В своих высказываниях он не церемонится даже с такими "священными коровами", как Бергман и Трюффо, и упрекает большинство "парней, работающих в кино" в том, что у них "нет яиц". За присутствием этого компонента в собственном творчестве фон Триер придирчиво следит.

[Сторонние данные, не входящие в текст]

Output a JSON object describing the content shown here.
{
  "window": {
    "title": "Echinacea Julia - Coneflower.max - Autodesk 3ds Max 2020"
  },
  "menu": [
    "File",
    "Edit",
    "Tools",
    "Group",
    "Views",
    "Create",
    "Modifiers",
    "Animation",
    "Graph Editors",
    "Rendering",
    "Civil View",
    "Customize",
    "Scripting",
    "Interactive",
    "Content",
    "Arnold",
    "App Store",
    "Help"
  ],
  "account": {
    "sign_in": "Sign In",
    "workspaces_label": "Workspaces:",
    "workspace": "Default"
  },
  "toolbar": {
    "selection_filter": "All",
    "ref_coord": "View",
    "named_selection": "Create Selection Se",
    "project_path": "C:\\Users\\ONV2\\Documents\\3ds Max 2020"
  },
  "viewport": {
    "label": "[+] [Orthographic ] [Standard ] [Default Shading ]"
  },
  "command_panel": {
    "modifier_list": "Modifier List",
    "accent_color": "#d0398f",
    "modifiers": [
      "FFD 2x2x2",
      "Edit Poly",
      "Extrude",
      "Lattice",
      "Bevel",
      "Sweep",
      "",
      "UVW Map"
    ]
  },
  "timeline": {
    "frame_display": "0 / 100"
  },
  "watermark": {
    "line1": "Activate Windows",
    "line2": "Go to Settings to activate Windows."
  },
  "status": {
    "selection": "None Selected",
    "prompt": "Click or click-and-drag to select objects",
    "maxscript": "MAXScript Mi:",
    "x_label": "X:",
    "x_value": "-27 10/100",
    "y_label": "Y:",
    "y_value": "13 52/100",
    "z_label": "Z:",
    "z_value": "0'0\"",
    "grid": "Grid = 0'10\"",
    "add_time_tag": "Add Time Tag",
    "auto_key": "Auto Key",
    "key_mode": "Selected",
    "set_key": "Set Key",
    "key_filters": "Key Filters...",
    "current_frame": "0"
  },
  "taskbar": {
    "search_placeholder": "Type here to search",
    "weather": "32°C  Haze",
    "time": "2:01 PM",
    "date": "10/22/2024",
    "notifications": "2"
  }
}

"Догма" уже стала культурным мифом новейшего кинематографа и вышла далеко за границы датского кинокоролевства. В ее канонах снимают сподвижник Уорхола авангардист со стажем Пол Морриси, модный Майк Фиггис, многие американские "независимые". Некоторые просто "примазываются". Молодые критики уже начинают поругивать "Догму" за псевдореволюционность. А фон Триеру, похоже, на "Догму" наплевать. Он дал кинематографу толчок и пошел дальше. Его новый фильм "Танцующая во тьме" — мюзикл с Бьорк и Катрин Денев в главных ролях. Догмы на то и есть, чтобы их безжалостно разрушать.
Культурные Герои
Даниэль Шмид Паоло и Витторио Тавиани Аки Каурисмяки Дени Аркан Джоэл и Этан Коэны Мохсен Махмалбаф Отар Иоселиани Гас Ван Сент Чжан Имоу Кумасиро Тацуми Педро Альмодовар
23. Даниэль Шмид. Стопроцентно европейский генетический код
Некогда на Неделе швейцарского кино в Москве показали фильм "Палома". Пересматривая его сегодня, понимаешь, почему именно эта картина сделала Даниэлю Шмиду европейское имя. В середине 70-х "цивилизованный мир", как теперь принято выражаться, успел выпустить революционный пар, утерял одну за другой романтические иллюзии (Куба, Китай, майский Париж, пражская весна) и замкнулся на нуждах собственного организма. Масс-медиа помогли населению смотреть на реальность широко закрытыми глазами, а культура принялась со смаком пережевывать свое прошлое.
Ощущение тотальной (и фатальной) замкнутости пронизывает "Палому". Ее действие завязывается в атмосфере кабаре и казино, где играют, между прочим, на рубли. Игра по правилам давно окончена, дальше идет ее имитация, ее симуляция. Начинается история певички из кабаре, больной туберкулезом (чем же еще?) и разбившей сердце своего богатого поклонника. Он носит ее на руках, уговаривает стать его женой, а она ему изменяет направо и налево, ибо сама разуверилась в любви. Спустя три года тело усопшей Паломы, согласно ее завещанию, выкапывают из могилы. И не кто-нибудь, а муж с любовником, причем первый разрубает прекрасную плоть на куски, окончательно свихивается и бежит в казино.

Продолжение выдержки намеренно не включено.